A new report warns that Australia risks a downward spiral in school achievement unless it learns from other high-performing education systems and gives primary teachers more specialist knowledge and teaching skills.
The report, titled: ‘Australia's primary challenge: how to lift teacher quality in early school years’ – was released yesterday by education consultancy, Learning First.
Learning First CEO, Ben Jensen – who led the report – said Australian students have not improved their achievement on international tests for a decade, and are falling behind students in many other advanced nations.
“In maths, the proportion of high performers in PISA has halved to 11% over the past 14 years, and low performers outnumber high performers two-to-one,” Jensen said in a statement.
He pointed out that as public alarm over these results has grown, discussions have focused on the need to strengthen teacher skills to improve student learning.
“This report shows how four of the world’s highest-performing school systems – Hong Kong, Japan, Finland, and Shanghai – place a strong emphasis on teacher subject expertise, even in early year schooling,” Jensen said.
“In these and other systems, the most effective teachers do not just know their subjects [content knowledge] they also how to teach them [pedagogical content knowledge].”
Jensen said that acquiring both forms of knowledge “is more important and more difficult than many people realise”.
“Yet opportunities for Australian teachers to do so, particularly in primary teacher education and primary schools, are scarce,” he said, adding that Hong Kong, Japan, Finland and Shanghai are known for emphasising high standards in primary teacher subject expertise.
“This report shows how Australian systems can begin to apply similar policies to ensure that such expertise reaches our classrooms,” he said.
The anxiety factor
According to a recent report, on average across OECD countries, 59% of students reported often worrying that taking a test would be difficult, and 66% reported feeling stressed about poor grades.

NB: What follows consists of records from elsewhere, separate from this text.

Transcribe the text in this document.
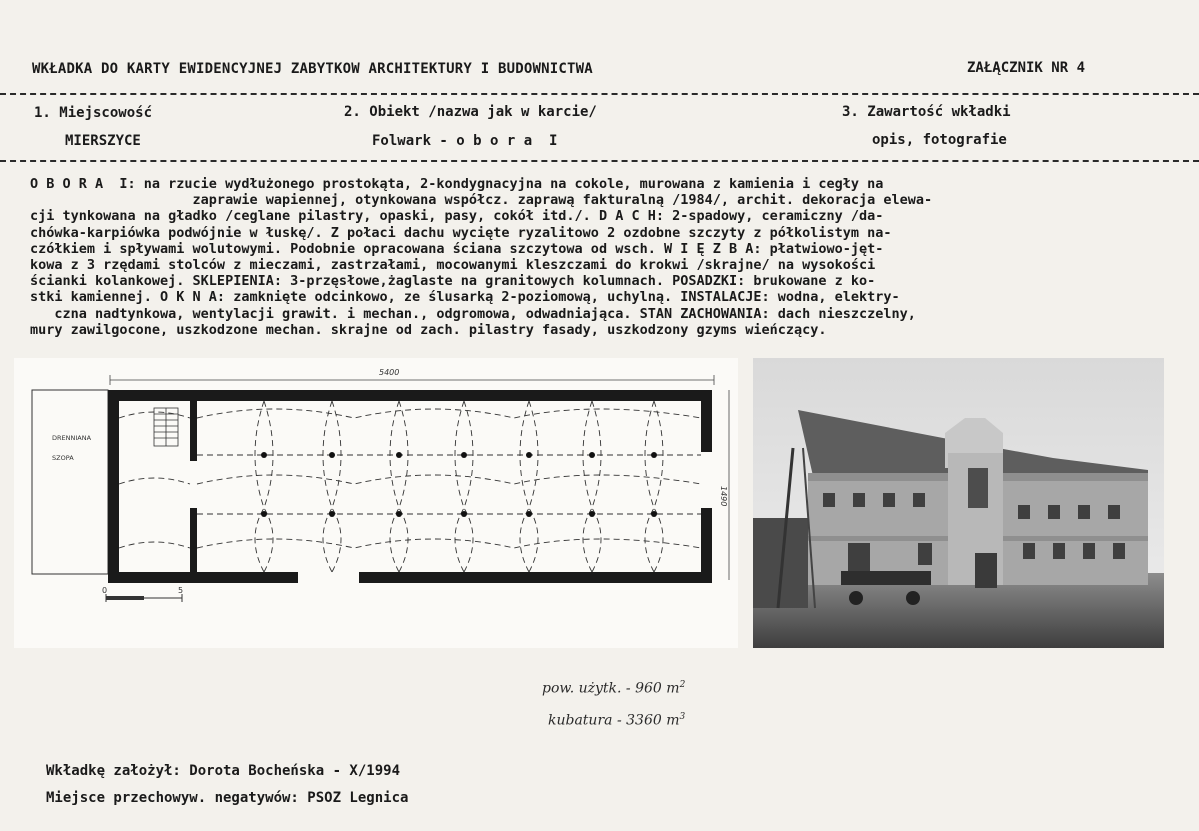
WKŁADKA DO KARTY EWIDENCYJNEJ ZABYTKOW ARCHITEKTURY I BUDOWNICTWA	ZAŁĄCZNIK NR 4
1. Miejscowość
MIERSZYCE
2. Obiekt /nazwa jak w karcie/
Folwark - o b o r a  I
3. Zawartość wkładki
opis, fotografie
O B O R A  I: na rzucie wydłużonego prostokąta, 2-kondygnacyjna na cokole, murowana z kamienia i cegły na
zaprawie wapiennej, otynkowana współcz. zaprawą fakturalną /1984/, archit. dekoracja elewa-
cji tynkowana na gładko /ceglane pilastry, opaski, pasy, cokół itd./. D A C H: 2-spadowy, ceramiczny /da-
chówka-karpiówka podwójnie w łuskę/. Z połaci dachu wycięte ryzalitowo 2 ozdobne szczyty z półkolistym na-
czółkiem i spływami wolutowymi. Podobnie opracowana ściana szczytowa od wsch. W I Ę Z B A: płatwiowo-jęt-
kowa z 3 rzędami stolców z mieczami, zastrzałami, mocowanymi kleszczami do krokwi /skrajne/ na wysokości
ścianki kolankowej. SKLEPIENIA: 3-przęsłowe,żaglaste na granitowych kolumnach. POSADZKI: brukowane z ko-
stki kamiennej. O K N A: zamknięte odcinkowo, ze ślusarką 2-poziomową, uchylną. INSTALACJE: wodna, elektry-
czna nadtynkowa, wentylacji grawit. i mechan., odgromowa, odwadniająca. STAN ZACHOWANIA: dach nieszczelny,
mury zawilgocone, uszkodzone mechan. skrajne od zach. pilastry fasady, uszkodzony gzyms wieńczący.
5400
1490
DRENNIANA
SZOPA
0	5
pow. użytk. - 960 $m^2$
kubatura - 3360 $m^3$
Wkładkę założył: Dorota Bocheńska - X/1994
Miejsce przechowyw. negatywów: PSOZ Legnica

On top of that, 55% of students said they were very anxious about a test even if they were well prepared.
“Students’ anxiety about schoolwork is not so much related to the frequency of tests, but rather [to] students’ perceptions about the consequences of the mistakes they make or are afraid to make,” Mario Piacentini, the principal author of the report, told The Educator.

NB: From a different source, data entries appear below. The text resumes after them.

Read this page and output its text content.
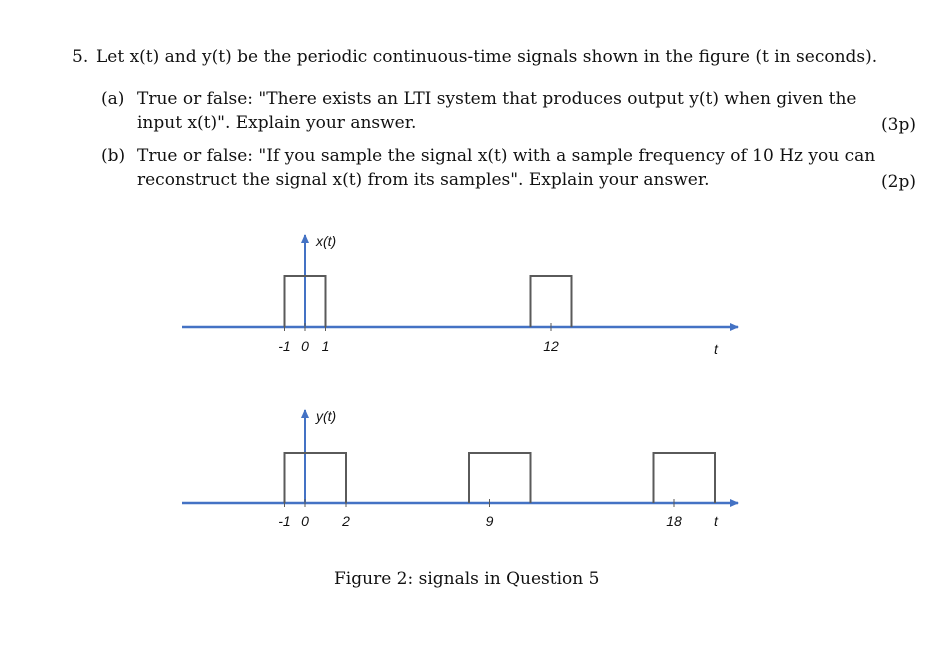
5. Let x(t) and y(t) be the periodic continuous-time signals shown in the figure (t in seconds).
(a) True or false: "There exists an LTI system that produces output y(t) when given the
input x(t)". Explain your answer.	(3p)
(b) True or false: "If you sample the signal x(t) with a sample frequency of 10 Hz you can
reconstruct the signal x(t) from its samples". Explain your answer.	(2p)
-1 0 1	12
x(t)
t
-1 0 2	9	18
y(t)
t
Figure 2: signals in Question 5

Piacentini said that when students feel that their teachers are supportive – be it because they can easily seek help when they need it or perceive that their teachers pay attention to individual students and adapt instruction to a class’ capacities – they also report lower levels of anxiety towards tests and assignments.
“For example, students were, on average, 17% less likely to report that they get very tense when they study for a test if they perceive that their teacher provides individual help when a student has difficulties,” Piacentini explained.

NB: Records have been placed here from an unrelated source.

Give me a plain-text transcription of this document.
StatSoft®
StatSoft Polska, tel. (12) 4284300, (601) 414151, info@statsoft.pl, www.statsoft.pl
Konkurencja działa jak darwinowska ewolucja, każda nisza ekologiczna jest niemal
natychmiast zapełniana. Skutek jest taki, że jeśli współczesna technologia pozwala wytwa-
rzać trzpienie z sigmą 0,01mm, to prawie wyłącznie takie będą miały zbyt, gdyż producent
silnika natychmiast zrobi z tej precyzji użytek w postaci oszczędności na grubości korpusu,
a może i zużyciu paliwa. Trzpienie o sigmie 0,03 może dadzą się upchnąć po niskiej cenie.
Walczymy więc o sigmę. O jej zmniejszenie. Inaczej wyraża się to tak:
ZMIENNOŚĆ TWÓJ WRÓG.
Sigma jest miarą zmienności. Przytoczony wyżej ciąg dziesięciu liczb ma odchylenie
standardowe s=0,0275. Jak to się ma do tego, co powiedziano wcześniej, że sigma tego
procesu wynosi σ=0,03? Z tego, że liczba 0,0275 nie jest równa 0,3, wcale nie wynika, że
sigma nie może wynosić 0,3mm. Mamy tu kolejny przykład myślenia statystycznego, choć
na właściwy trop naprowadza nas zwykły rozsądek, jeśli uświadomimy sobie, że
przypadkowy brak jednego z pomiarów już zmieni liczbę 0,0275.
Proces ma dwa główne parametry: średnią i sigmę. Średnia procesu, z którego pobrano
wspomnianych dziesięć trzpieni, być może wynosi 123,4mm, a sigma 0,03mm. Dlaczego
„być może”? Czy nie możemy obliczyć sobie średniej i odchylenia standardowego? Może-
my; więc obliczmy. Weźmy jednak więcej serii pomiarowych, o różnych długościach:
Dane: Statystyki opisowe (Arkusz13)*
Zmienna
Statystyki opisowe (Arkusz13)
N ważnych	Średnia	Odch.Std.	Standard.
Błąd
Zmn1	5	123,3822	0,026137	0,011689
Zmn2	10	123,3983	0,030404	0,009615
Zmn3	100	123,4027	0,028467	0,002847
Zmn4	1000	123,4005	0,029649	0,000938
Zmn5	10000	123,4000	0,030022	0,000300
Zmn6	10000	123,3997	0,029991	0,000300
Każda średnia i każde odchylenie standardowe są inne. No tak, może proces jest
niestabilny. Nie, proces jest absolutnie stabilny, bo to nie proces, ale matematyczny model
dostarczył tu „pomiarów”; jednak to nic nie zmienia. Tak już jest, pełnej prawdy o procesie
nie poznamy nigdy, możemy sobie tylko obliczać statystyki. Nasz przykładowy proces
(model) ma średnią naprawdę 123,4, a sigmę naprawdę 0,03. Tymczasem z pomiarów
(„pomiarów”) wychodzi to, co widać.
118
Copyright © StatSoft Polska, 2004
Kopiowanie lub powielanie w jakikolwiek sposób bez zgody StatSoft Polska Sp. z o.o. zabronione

A possible reason, he says, is that students with supportive teachers are more likely to realise that everybody makes mistakes, that one mistake rarely impacts a student’s career, and that there is much a student can learn from mistakes.
“Given the very strong link between school anxiety and overall life satisfaction, we also observe that schools were students perceive that teachers are supportive are also ‘happy schools’ – schools where students have high levels of life satisfaction,” said Piacentini.